3 of us had 22 margaritas. Hellllllo yellow cab. Goodbye morals.
so i am drinking whiskey and watching home alone 2 by myself. it turns out moving to a foreign country isn't all that different after all.
I wouldn't really call it 'getting lucky' considering I paid her to do it.
I'm too drunk to be surrounded by this many indians
How do you manage to be drunk and a racial minority so often?
Fuckbuddy couldn't meet, so she's trying to find a substitute to come fuck me. Best. Fuckbuddy. Ever.
Good.
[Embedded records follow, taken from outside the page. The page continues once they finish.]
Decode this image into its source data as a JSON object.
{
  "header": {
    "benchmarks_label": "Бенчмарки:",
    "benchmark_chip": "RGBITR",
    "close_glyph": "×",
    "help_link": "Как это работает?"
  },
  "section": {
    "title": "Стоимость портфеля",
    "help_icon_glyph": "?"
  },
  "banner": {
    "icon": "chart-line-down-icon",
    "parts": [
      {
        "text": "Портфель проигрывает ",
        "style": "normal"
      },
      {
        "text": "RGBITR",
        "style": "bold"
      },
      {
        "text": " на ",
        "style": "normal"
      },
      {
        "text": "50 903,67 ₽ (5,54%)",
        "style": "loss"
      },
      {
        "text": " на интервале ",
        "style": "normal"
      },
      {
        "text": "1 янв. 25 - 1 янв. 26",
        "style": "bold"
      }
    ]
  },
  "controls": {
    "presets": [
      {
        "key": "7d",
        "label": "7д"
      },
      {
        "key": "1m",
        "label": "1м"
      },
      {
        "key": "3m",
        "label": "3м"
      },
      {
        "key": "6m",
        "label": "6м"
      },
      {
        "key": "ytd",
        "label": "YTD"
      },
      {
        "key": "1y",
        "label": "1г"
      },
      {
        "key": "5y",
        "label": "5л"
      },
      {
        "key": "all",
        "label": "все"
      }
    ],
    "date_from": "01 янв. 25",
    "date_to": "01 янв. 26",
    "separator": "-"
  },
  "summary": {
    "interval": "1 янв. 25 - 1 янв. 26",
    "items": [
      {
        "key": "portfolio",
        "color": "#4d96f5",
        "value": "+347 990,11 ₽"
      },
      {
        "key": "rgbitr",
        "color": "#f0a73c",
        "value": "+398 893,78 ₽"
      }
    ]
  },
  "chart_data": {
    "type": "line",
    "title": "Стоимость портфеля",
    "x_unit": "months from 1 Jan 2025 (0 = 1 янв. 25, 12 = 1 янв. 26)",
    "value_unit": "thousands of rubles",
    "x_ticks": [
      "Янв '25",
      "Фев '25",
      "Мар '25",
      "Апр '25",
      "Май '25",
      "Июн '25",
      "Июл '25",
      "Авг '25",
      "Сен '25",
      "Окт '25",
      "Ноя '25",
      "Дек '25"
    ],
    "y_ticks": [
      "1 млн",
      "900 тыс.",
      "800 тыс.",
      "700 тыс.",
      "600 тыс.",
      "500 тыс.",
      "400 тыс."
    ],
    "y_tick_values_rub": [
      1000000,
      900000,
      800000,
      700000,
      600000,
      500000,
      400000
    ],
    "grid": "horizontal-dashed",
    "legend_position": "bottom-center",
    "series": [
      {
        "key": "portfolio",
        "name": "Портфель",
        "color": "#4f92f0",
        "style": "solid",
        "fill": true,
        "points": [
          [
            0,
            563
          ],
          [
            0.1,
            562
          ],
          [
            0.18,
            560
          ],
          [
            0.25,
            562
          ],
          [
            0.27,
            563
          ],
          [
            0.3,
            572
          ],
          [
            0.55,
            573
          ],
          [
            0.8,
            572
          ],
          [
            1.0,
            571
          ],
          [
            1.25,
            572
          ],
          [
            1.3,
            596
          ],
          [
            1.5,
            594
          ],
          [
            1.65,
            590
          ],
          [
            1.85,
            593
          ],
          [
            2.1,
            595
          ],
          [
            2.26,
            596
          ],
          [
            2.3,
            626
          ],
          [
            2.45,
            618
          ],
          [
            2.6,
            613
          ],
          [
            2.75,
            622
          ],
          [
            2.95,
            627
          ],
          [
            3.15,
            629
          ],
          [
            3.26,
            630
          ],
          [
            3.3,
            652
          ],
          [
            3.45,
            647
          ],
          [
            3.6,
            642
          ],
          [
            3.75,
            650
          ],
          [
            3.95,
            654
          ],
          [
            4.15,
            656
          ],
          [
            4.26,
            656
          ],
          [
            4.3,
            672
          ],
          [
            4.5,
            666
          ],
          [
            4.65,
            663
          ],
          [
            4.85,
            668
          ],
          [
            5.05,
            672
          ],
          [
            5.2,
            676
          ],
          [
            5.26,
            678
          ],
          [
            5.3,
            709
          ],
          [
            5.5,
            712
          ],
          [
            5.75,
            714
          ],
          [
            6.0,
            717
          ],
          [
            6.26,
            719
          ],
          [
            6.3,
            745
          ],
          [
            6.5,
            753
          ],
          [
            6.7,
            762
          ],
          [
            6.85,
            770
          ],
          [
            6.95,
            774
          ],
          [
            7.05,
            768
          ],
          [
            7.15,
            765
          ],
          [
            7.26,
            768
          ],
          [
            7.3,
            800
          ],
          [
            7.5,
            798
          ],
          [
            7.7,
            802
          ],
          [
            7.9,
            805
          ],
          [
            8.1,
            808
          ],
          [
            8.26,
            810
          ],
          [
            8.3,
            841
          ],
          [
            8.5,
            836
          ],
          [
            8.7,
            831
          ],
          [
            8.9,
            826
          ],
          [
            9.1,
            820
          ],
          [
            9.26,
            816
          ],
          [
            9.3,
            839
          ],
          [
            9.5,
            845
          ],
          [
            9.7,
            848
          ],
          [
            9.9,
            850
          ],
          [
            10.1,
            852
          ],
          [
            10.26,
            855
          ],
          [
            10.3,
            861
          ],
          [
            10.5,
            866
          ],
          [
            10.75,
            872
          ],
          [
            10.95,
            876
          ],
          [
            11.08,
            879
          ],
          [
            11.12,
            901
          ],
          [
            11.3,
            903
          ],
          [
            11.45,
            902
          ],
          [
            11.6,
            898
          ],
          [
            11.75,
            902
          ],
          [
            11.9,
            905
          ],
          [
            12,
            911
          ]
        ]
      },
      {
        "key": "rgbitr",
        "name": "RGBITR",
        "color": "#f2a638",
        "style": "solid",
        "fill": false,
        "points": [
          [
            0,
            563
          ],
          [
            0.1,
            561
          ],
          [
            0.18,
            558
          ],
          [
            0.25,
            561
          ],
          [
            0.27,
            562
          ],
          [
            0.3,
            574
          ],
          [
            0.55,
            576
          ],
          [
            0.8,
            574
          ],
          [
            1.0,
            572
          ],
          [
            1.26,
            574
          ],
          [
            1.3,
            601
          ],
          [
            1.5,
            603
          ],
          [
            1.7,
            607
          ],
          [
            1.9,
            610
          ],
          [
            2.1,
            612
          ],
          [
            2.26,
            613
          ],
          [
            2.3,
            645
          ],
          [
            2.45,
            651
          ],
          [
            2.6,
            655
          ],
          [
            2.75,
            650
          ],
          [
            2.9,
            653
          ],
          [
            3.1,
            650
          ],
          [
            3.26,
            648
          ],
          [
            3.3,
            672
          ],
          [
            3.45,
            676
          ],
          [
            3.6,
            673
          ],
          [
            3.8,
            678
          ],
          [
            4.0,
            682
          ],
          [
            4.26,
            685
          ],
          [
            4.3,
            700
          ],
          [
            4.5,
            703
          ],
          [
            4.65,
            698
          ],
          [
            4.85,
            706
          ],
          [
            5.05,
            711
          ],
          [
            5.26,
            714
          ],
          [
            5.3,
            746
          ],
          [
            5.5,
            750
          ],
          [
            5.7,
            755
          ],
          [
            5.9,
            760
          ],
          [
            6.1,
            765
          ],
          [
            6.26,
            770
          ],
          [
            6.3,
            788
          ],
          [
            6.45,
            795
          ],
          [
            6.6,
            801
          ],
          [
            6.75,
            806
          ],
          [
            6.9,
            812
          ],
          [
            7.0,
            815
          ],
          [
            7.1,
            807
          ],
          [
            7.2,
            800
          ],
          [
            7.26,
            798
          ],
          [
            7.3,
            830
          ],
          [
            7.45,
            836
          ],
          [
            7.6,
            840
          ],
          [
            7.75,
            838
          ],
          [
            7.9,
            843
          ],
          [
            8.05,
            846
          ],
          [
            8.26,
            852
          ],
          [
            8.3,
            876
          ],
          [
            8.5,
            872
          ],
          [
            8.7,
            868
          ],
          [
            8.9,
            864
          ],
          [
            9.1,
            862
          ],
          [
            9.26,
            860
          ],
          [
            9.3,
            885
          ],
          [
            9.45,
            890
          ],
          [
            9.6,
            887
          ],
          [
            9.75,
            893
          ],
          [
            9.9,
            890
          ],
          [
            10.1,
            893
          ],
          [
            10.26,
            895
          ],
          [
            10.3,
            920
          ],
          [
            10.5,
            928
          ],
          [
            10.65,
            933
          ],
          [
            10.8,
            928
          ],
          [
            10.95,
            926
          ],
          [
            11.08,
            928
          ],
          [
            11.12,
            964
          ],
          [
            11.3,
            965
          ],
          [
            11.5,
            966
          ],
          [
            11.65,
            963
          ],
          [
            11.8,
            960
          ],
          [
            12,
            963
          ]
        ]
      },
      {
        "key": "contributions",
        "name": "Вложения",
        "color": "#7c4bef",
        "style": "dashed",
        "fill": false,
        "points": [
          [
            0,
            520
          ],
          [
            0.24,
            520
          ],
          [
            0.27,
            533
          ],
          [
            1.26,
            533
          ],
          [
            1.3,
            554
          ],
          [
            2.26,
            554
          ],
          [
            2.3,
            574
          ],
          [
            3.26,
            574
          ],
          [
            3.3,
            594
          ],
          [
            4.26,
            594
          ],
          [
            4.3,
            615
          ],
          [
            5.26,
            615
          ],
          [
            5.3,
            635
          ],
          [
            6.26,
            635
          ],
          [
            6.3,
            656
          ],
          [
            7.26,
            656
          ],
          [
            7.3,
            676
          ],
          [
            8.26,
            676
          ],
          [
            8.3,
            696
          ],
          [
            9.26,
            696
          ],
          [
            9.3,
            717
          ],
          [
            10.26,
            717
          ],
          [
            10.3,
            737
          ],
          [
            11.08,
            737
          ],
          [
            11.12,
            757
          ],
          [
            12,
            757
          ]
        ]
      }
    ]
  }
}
We don't answer calls at dick thirty.
I don't remember coming in last night, but apparently I ate a piece of pizza because when I woke up I had pizza crust stuck to the back of my thighs.
Well I woke up naked, with a santa hat on, and a bag of beef jerky next to me. So yeah, I would say it was a pretty successful trolley
I told my manager I was trying to conserve my energy for date night/Sexual Olympics later. That's legit for another break, right?
He FaceTimed me fucking his new girlfriend. He was wearing a banana costume.
im too broke to be in a relationship this close to the holidays
I'm thinking my boss switched to all cordless keyboards and mouses so that none of us would hang ourselves in the office.
Wanna bang and Pregame work? I know you're the manager just promise to not fire me
Is there such thing as a tasteful dick pic? I think I just got one if they exist.
1) break up with him. 2) feel bad. 3) fuck some other guy. 4) feel better. Boom! Life plan. You're welcome.